I did, taking long sips of my drink as I tried to ignore the make-out sessions, body grinding, and copious amount of drinking happening in my dad’s meticulously kept backyard.

“Did you get your you-know-what wet?” I asked, the beverage in my hand warming my limbs as he headed upstairs.

Dash huffed. “Dick? And yeah.”

I almost tripped up the steps, and he caught my arm. “How many of those have you had?”

“This is my first one.” I pushed some hair from my eyes, unable to meet his, then kept walking upstairs.

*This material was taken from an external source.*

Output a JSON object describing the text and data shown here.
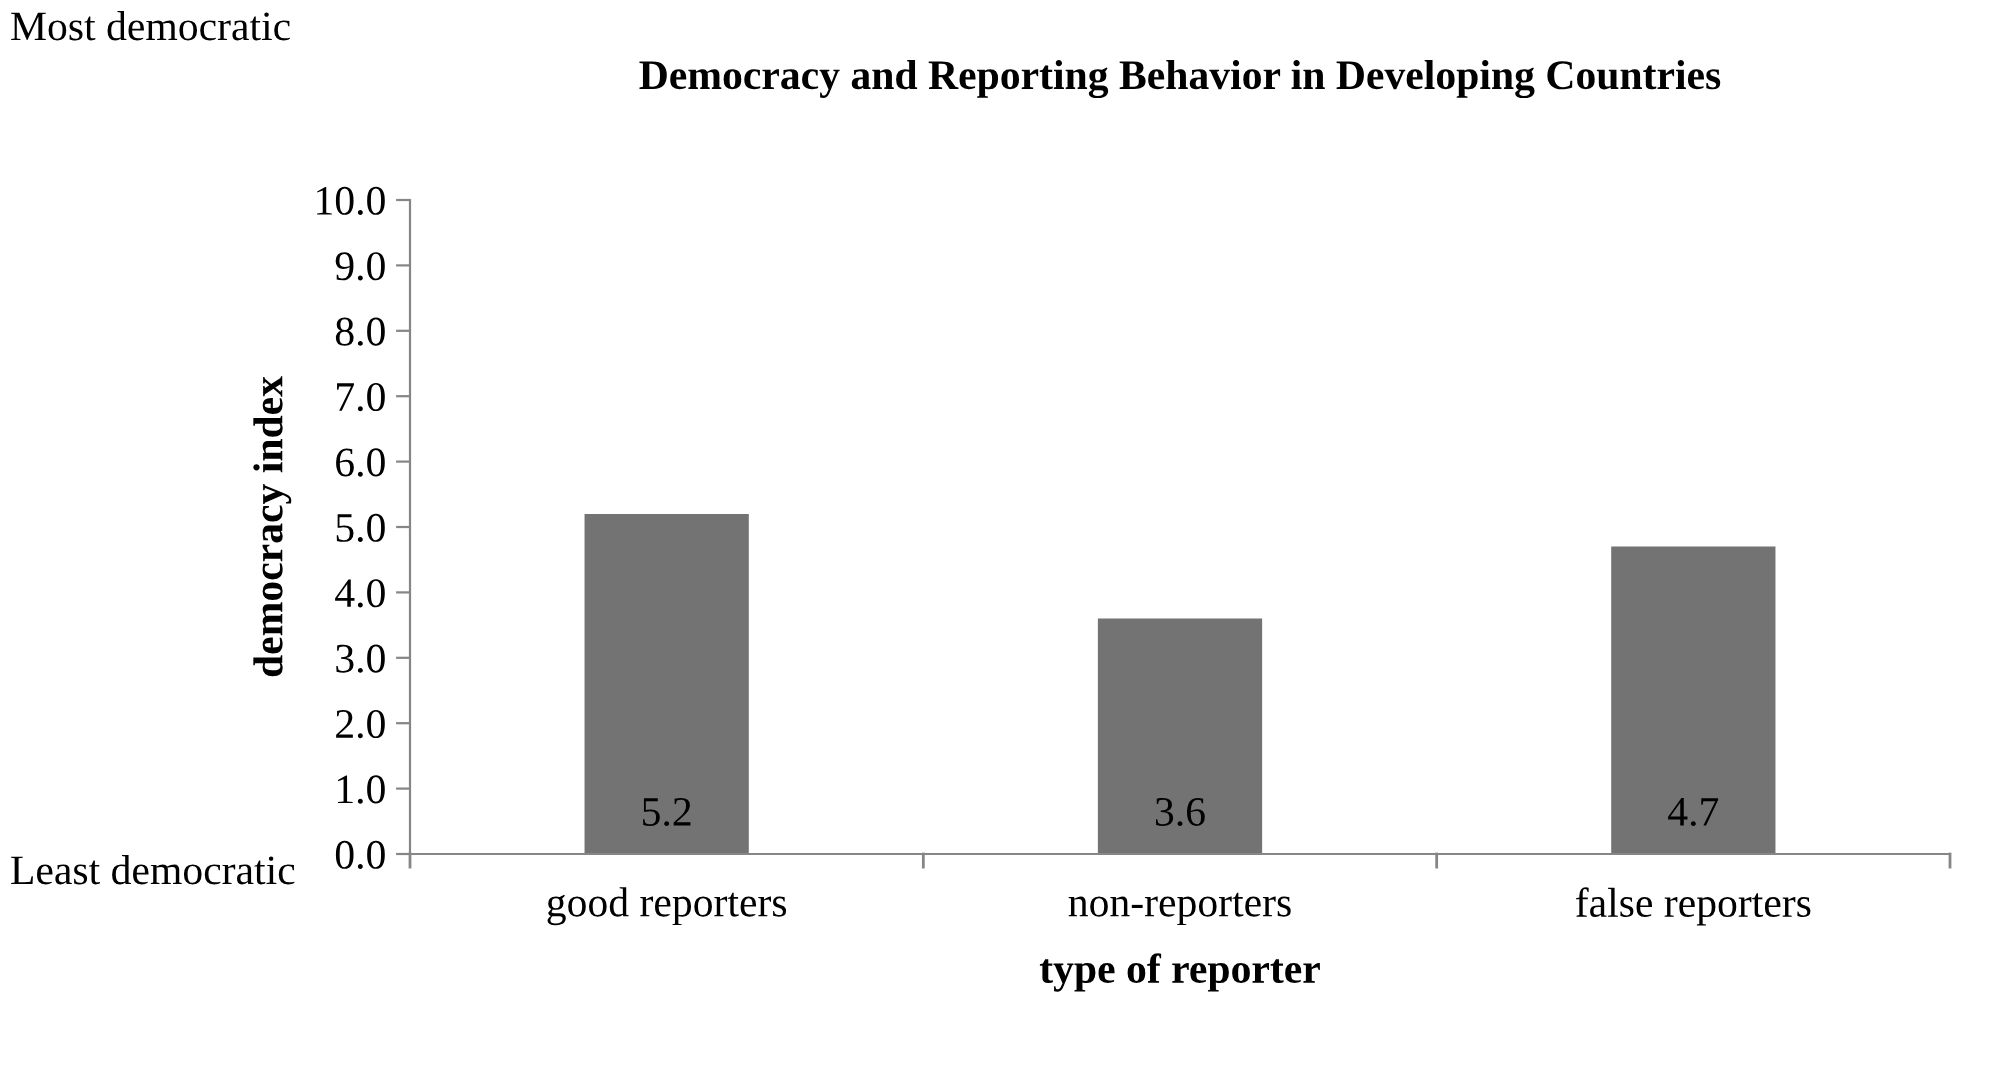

“I took a swim. Been a while since I’ve been in that pool.”

I laughed. “That’s what you meant by getting your dick wet?”

He reached me as we hit the landing, and we moved down the rug-covered hall to my room. Arched windows lined the walkway, and I remembered sitting at the biggest one at the top of the stairs as a kid, pretending I was a princess in a castle, getting annoyed with Dash when he refused to play my prince.

“You always wanted to be the villain,” I said.

Dash followed my gaze over his shoulder to the big arched window, knowing what I was thinking about. “And you always tried to make me something I wasn’t.”